# Public Aquariums



## chris777 (Jun 27, 2008)

What are some of the best Public Aquariums? why do you think so? Don't matter where they are just wondering as i plan on going to some next month.


----------



## lucid_eye (Apr 12, 2009)

the one in galveston is pretty nice, my favorite is the one at sea world


----------



## mambee (Apr 13, 2003)

The Baltimore Aquarium had a great South American exhibit when I visited several years ago. The Shedd Aquarium in Chicago is a golden oldie. I wasn't impressed with the New York Aquarium in Coney Island.


----------



## sirdavidofdiscus (Dec 8, 2006)

I liked the tennesse aquarium in Chatanooga. It was all fresh water, no cichilds though. But it's been 15+ years since I've been there.


----------



## mamospreng (Apr 26, 2011)

The one here in Oregon well the major one in Newport is pretty nice don't remember any cichlids although its been a while.


----------



## mlancaster (Jul 24, 2009)

Hi *chris777*,

One of my favorites is the California Academy of Science - San Francisco. I like it because of the large fresh water exhibits. Specifically, it has a large gar tank with huge impressive gars; but for me, the main attraction of the tank is the hundreds of _Herichthys cynoguttatus_ with multiple breeding pairs. The aquascaping has many spawning caves and just about every spot is inhabited by a pair protecting fry.

They also have a large South American tank with Oscars, retail catfish, sevrems, geos and many more large catfish/cichlids. There is a tunnel underneath this Amazon River tank, Here is a picture:










Overall this aquarium has the most impressive freshwater exhibits I have seen in a public aquarium. They also have impressive saltwater exhibits.

http://www.calacademy.org/

Thanks,
Matt


----------



## mpowers (Apr 8, 2011)

Surprised no one mentioned the Atlanta aquarium.
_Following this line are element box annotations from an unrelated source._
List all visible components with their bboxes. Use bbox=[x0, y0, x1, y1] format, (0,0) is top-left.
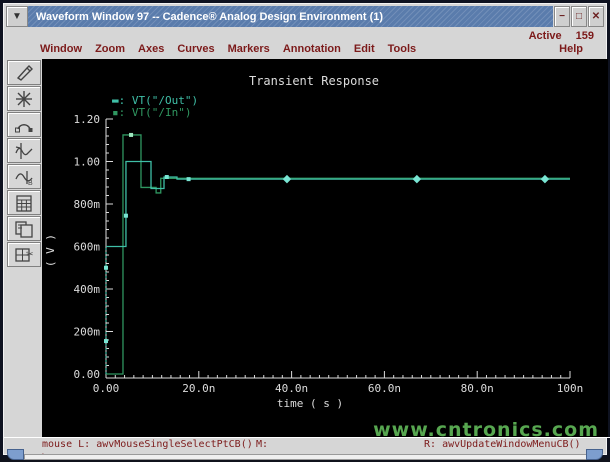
menu-edit[interactable]: Edit bbox=[354, 43, 375, 55]
window-title: Waveform Window 97 -- Cadence® Analog De… bbox=[36, 10, 384, 23]
probe-pen-button[interactable] bbox=[7, 60, 41, 85]
menu-annotation[interactable]: Annotation bbox=[283, 43, 341, 55]
cut-window-icon: ✂ bbox=[15, 247, 34, 262]
mouse-middle-binding: M: bbox=[256, 439, 269, 450]
menu-markers[interactable]: Markers bbox=[228, 43, 270, 55]
calculator-button[interactable] bbox=[7, 190, 41, 215]
y-axis-label: ( V ) bbox=[44, 234, 57, 267]
watermark: www.cntronics.com bbox=[373, 419, 599, 441]
horizontal-scrollbar[interactable] bbox=[24, 454, 594, 460]
marker-arc-button[interactable] bbox=[7, 112, 41, 137]
x-tick-label: 60.0n bbox=[368, 382, 401, 395]
diamond-marker-out[interactable] bbox=[540, 174, 550, 184]
menu-axes[interactable]: Axes bbox=[138, 43, 164, 55]
minimize-icon: − bbox=[559, 11, 565, 22]
waveform-b-icon: B bbox=[15, 170, 33, 187]
x-tick-label: 40.0n bbox=[275, 382, 308, 395]
close-icon: ✕ bbox=[591, 11, 601, 22]
chevron-down-icon: ▼ bbox=[12, 11, 22, 22]
window-frame: ▼ Waveform Window 97 -- Cadence® Analog … bbox=[0, 0, 610, 462]
active-status: Active 159 bbox=[529, 30, 594, 42]
diamond-marker-out[interactable] bbox=[282, 174, 292, 184]
trace-out[interactable] bbox=[106, 160, 570, 248]
maximize-icon: □ bbox=[575, 11, 583, 22]
menu-tools[interactable]: Tools bbox=[388, 43, 417, 55]
calculator-icon bbox=[16, 194, 32, 212]
waveform-b-button[interactable]: B bbox=[7, 164, 41, 189]
close-button[interactable]: ✕ bbox=[588, 6, 604, 27]
trace-in[interactable] bbox=[106, 134, 570, 375]
window-body: ▼ Waveform Window 97 -- Cadence® Analog … bbox=[3, 3, 610, 462]
data-point-marker-in[interactable] bbox=[129, 132, 134, 137]
data-point-marker-out[interactable] bbox=[164, 175, 169, 180]
minimize-button[interactable]: − bbox=[554, 6, 570, 27]
chart-title: Transient Response bbox=[249, 74, 379, 88]
menu-zoom[interactable]: Zoom bbox=[95, 43, 125, 55]
data-point-marker-out[interactable] bbox=[104, 265, 108, 270]
diamond-marker-out[interactable] bbox=[412, 174, 422, 184]
y-tick-label: 0.00 bbox=[74, 368, 101, 381]
probe-pen-icon bbox=[16, 64, 33, 81]
copy-windows-button[interactable] bbox=[7, 216, 41, 241]
x-tick-label: 20.0n bbox=[182, 382, 215, 395]
y-tick-label: 200m bbox=[74, 326, 101, 339]
maximize-button[interactable]: □ bbox=[571, 6, 587, 27]
scrollbar-left-cap[interactable] bbox=[7, 449, 24, 460]
svg-text:✂: ✂ bbox=[26, 249, 34, 259]
data-point-marker-out[interactable] bbox=[186, 177, 191, 182]
y-tick-label: 1.00 bbox=[74, 156, 101, 169]
zoom-star-button[interactable] bbox=[7, 86, 41, 111]
zoom-star-icon bbox=[16, 90, 32, 107]
x-tick-label: 80.0n bbox=[461, 382, 494, 395]
data-point-marker-out[interactable] bbox=[123, 213, 128, 218]
cut-window-button[interactable]: ✂ bbox=[7, 242, 41, 267]
scrollbar-right-cap[interactable] bbox=[586, 449, 603, 460]
svg-text:B: B bbox=[28, 180, 33, 187]
y-tick-label: 400m bbox=[74, 283, 101, 296]
menu-curves[interactable]: Curves bbox=[177, 43, 214, 55]
data-point-marker-out[interactable] bbox=[104, 339, 108, 344]
x-tick-label: 100n bbox=[557, 382, 584, 395]
y-tick-label: 1.20 bbox=[74, 113, 101, 126]
window-menu-button[interactable]: ▼ bbox=[6, 6, 28, 27]
active-label: Active bbox=[528, 30, 562, 42]
menu-window[interactable]: Window bbox=[40, 43, 82, 55]
waveform-axis-button[interactable] bbox=[7, 138, 41, 163]
menu-bar: Window Zoom Axes Curves Markers Annotation Edi… bbox=[40, 43, 596, 58]
active-count: 159 bbox=[575, 30, 594, 42]
marker-arc-icon bbox=[15, 123, 33, 132]
y-tick-label: 600m bbox=[74, 241, 101, 254]
x-tick-label: 0.00 bbox=[93, 382, 120, 395]
titlebar-drag-area[interactable]: Waveform Window 97 -- Cadence® Analog De… bbox=[28, 6, 553, 27]
y-tick-label: 800m bbox=[74, 198, 101, 211]
menu-help[interactable]: Help bbox=[559, 43, 583, 58]
mouse-left-binding: mouse L: awvMouseSingleSelectPtCB() bbox=[42, 439, 253, 450]
legend-entry-in[interactable]: ▪: VT("/In") bbox=[112, 106, 191, 119]
titlebar: ▼ Waveform Window 97 -- Cadence® Analog … bbox=[6, 6, 604, 27]
waveform-axis-icon bbox=[15, 142, 33, 159]
plot-canvas[interactable]: Transient Response 0.00 20.0n 40.0n 60.0n 80.… bbox=[42, 59, 608, 437]
x-axis-label: time ( s ) bbox=[277, 397, 343, 410]
copy-windows-icon bbox=[15, 220, 33, 238]
tool-palette: B ✂ bbox=[7, 60, 42, 268]
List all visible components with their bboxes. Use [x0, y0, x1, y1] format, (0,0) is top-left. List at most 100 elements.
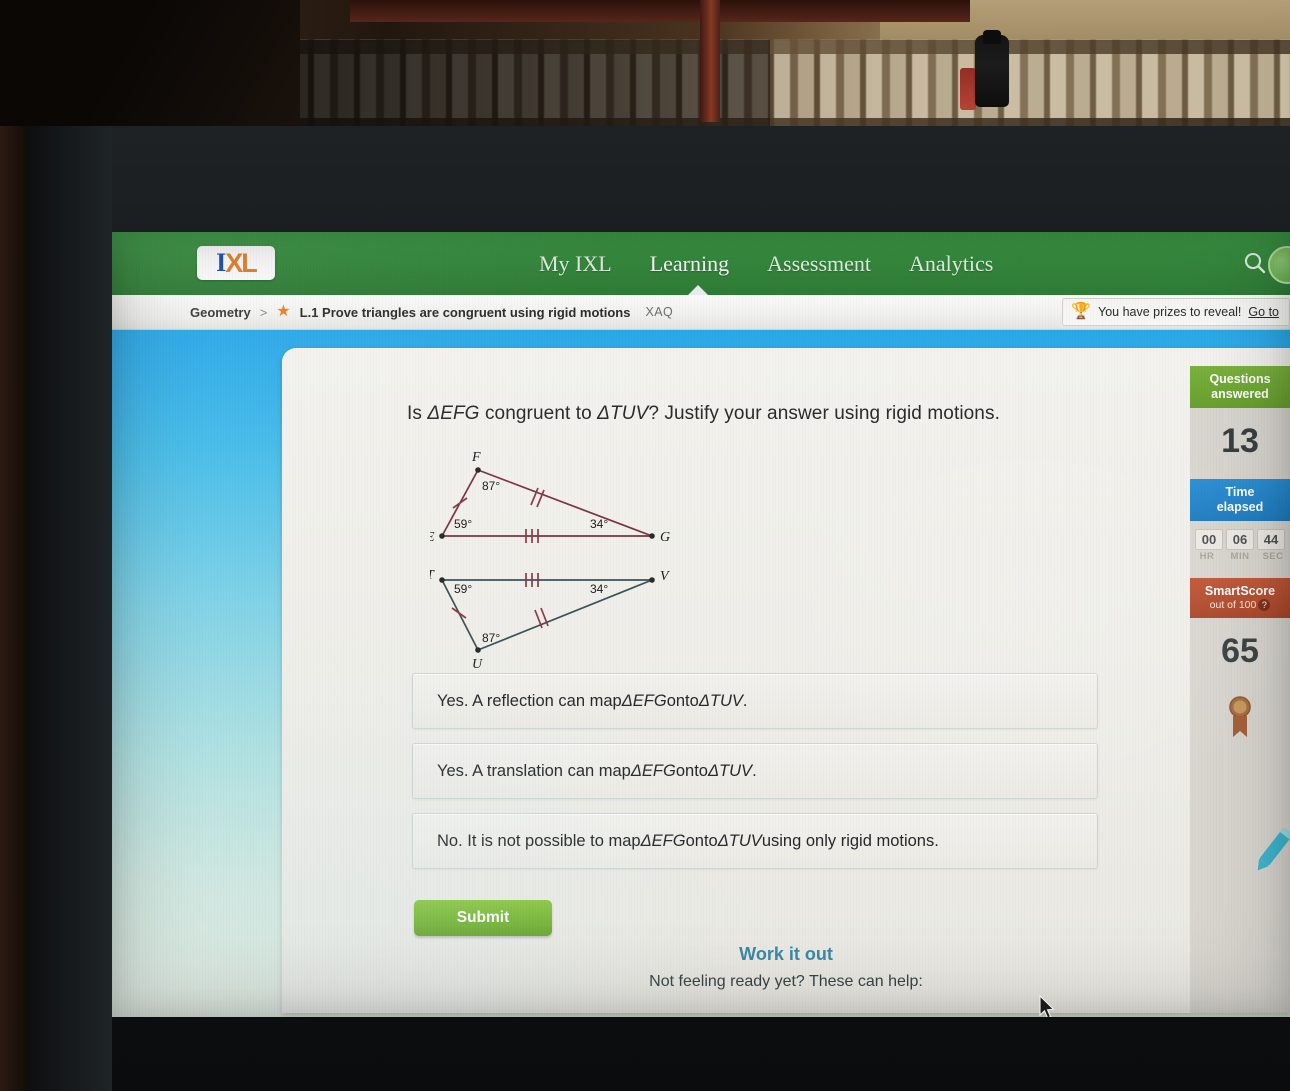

It's been two years since I last went, but the displays were absolutely massive and well worth the coin.

The Chattanooga aquarium is nice as well, been about 20yrs since I've been there. The Va Beach aquarium wasn't overly impressive for the cost of entrance. The Outer Banks of NC has a little aquarium that is quite nice and the entrance fee is more than reasonable.


----------



## fmueller (Jan 11, 2004)

The three best public aquariums I have visited are the Lisbon Ocenarium, the Sydney Aquarium, and the Monterey Bay Aquarium. All three are absolutely stunning, but if you want to take in all three in one month, considerable travel is going to be involved :wink:

Closer to home, the Greater Cleveland Aquarium just opened in January 2012, and is definitely worth a visit in my opinion. The Cleveland Zoo is also supposed to have some nice setups, but I have not had a chance to see those yet. I've also heard that the Pittsburgh Zoo and Aquarium has some nice tanks, including a fairly new Tanganyika Setup that they stocked with fish from a local breeder who is quite active in the OCA and the GPASI. I've been meaning to check this one out myself.


----------